Received 1 April 2019

Accepted for publication 1 April 2019

Published 11 April 2019 Volume 2019:13 Pages 597—598

DOI https://doi.org/10.2147/OPTH.S210768


Majid Moshirfar1–3

1HDR Research Center, Hoopes Vision, Draper, UT, USA; 2Department of Ophthalmology and Visual Sciences, John A. Moran Eye Center, University of Utah School of Medicine, Salt Lake City, UT, USA; 3Utah Lions Eye Bank, John Moran Eye Center, Murray, UT, USA

I thank Dr. Mannis for his reply to our perspective editorial concerning the Paradigm Shift in Eye Banking. As mentioned in our abstract the goal of this article is to create a platform to promote further discussions. There are indeed 14, not 11, paragraphs in this article and CorneaGen has been mentioned, not necessarily supported, in 11, not 6, of the paragraphs. This correction may seem petty, but the number of paragraphs is no way a reflection of a bias. I must start by stating that none of the authors in this manuscript has any financial interest in SightLife or CorneaGen, and we have never obtained cornea tissue from CorneaGen.

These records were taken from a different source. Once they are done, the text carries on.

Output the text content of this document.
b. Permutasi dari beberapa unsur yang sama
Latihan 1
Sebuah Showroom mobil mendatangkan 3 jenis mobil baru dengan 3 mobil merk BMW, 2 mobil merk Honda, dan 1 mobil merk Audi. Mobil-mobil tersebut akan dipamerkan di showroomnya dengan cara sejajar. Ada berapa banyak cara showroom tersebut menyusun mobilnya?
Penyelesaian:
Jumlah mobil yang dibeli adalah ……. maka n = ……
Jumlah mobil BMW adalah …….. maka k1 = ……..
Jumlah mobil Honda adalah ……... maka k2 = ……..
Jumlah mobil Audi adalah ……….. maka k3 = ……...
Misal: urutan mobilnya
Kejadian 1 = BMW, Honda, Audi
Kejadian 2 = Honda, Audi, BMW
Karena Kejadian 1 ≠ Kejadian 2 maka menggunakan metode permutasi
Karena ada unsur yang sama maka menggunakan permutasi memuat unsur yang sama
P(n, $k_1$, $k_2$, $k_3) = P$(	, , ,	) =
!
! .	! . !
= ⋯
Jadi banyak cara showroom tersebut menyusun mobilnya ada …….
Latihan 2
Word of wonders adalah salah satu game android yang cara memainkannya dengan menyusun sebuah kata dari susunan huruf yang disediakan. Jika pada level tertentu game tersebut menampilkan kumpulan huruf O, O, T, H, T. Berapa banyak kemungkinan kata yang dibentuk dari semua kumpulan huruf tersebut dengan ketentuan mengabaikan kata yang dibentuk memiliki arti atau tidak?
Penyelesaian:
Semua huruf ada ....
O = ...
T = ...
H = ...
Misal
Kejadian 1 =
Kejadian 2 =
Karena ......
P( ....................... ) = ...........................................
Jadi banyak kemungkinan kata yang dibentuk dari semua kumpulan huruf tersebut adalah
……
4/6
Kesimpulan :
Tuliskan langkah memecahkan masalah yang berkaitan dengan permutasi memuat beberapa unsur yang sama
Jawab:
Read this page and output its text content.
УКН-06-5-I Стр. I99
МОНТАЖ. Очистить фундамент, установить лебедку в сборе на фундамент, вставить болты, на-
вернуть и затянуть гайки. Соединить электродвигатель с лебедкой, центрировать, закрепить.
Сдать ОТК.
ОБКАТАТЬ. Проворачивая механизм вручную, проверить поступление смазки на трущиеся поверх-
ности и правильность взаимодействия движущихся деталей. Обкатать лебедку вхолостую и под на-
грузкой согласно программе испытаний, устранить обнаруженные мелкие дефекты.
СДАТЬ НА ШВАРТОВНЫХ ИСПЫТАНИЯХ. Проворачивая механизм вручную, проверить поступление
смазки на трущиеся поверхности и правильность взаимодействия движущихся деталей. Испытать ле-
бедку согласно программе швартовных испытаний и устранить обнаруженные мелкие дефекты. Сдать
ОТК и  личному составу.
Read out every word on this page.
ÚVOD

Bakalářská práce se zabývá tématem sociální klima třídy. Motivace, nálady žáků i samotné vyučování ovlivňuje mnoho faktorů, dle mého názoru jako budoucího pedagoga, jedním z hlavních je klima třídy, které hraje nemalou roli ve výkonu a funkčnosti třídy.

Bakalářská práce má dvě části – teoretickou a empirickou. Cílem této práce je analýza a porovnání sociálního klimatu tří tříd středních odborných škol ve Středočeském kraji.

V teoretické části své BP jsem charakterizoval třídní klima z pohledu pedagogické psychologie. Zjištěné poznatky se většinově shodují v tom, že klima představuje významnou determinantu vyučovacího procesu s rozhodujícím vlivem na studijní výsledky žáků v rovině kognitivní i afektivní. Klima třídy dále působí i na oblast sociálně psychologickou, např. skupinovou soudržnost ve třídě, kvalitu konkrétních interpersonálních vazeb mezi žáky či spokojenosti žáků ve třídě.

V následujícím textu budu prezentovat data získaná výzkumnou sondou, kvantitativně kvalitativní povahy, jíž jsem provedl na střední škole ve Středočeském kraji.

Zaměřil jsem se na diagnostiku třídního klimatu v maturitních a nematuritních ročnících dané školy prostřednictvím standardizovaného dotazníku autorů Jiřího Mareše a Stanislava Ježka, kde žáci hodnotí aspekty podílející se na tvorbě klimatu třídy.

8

I am the co-director of a local community Eye Bank and I do take my role quite seriously concerning this noble and important cause for our community. In another words, Dr. Mannis, I am on the same side with you concerning this dilemma. You are accusing us of being biased in our editorial but fail to actually specify our biased comments. What comment was erroneous and biased in your opinion? As mentioned, we simply wanted to create a platform for both sides for further dialogue without adopting a reprimanding tone or trying to state if one side is more righteous than the other.